A solid sphere w/ mass 100kg and radius 1m is spinning on axle. A brake pad is used to slow it down to a stop. While braking a force of 1N is applied on the pad. The coeff. of friction b/t pad and sphere is 0.5. The sphere is initially spinning at 100 rev/s, how long will it take to stop sphere?


Explanation on how to solve will be fine...
I'm guessing you find the moment of inertia of the sphere w/ the equation I = (2/5)MR^2 and then use constant acc techniques to find how long it takes to stop?

 

[Redbelly98]

Explanation on how to solve will be fine...
I'm guessing you find the moment of inertia of the sphere w/ the equation I = (2/5)MR^2 and then use constant acc techniques to find how long it takes to stop?

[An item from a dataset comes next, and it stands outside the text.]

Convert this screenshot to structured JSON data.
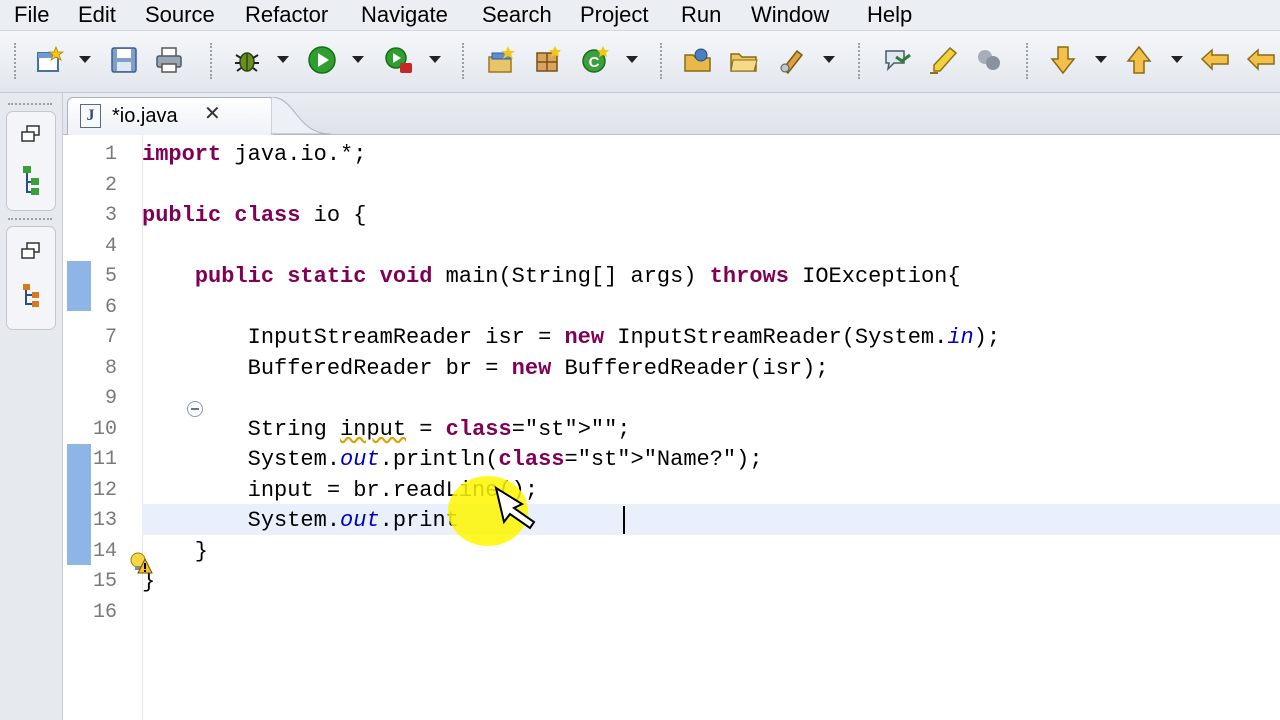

Yes, if you actually mean constant angular acceleration techniques.

 

[Kaxa2000]

How do I get the third variable?

 

[Redbelly98]

Which two variables do you have already?

You can figure out the angular acceleration from information in the problem statement. Two other variables are given to us directly.

 

[Kaxa2000]

Initial angular velocity = 100 rev/s
Final angular velocity = 0

I don't know how to get the angular acc.

Would you use the torque formula?

tau = Iα ?

I don't know what tau would be

 

[Kaxa2000]

Anyone know?

 

[Redbelly98]

Yes, use tau = I α

You can use the 1N force, and the coef. of friction, here.

 

[Kaxa2000]

I know tau = r x F

would you plug 1N for F? and 1 m(radius of sphere) for r?

tau = 1N x 1m = 1 N m

I = (2/5)(100kg)(1m)^2 = 40 kg m

so
angular acceleration = tau/I = (1/40) rad/s^2

is this right?
How would u use coeff of friction?

 

[ideasrule]

The force that provides torque has to be in the direction opposing the rotation (or else how can the wheel stop?) The 1 N is applied perpendicular to the direction of rotation. How would you use the coefficient of friction to calculate the F in tau=r x F?

 

[Kaxa2000]

Fk = ukN

so the Force would be (0.5)(1N)? = .5 N?

 

[ideasrule]

Yeah, that's right.

 

[Kaxa2000]

I'm getting a negative answer for time? Why is this

I used the

w - w0 = at

formula

 

[Kaxa2000]

Does anyone know why I'm getting a negative t?

t = (w-w0)/(angular acc.)

(0 - 100)/(.0125 rad/s^2) = -8000 s

 

[Redbelly98]

The acceleration is negative in this case, since the sphere's rotation is slowing down and coming to a stop.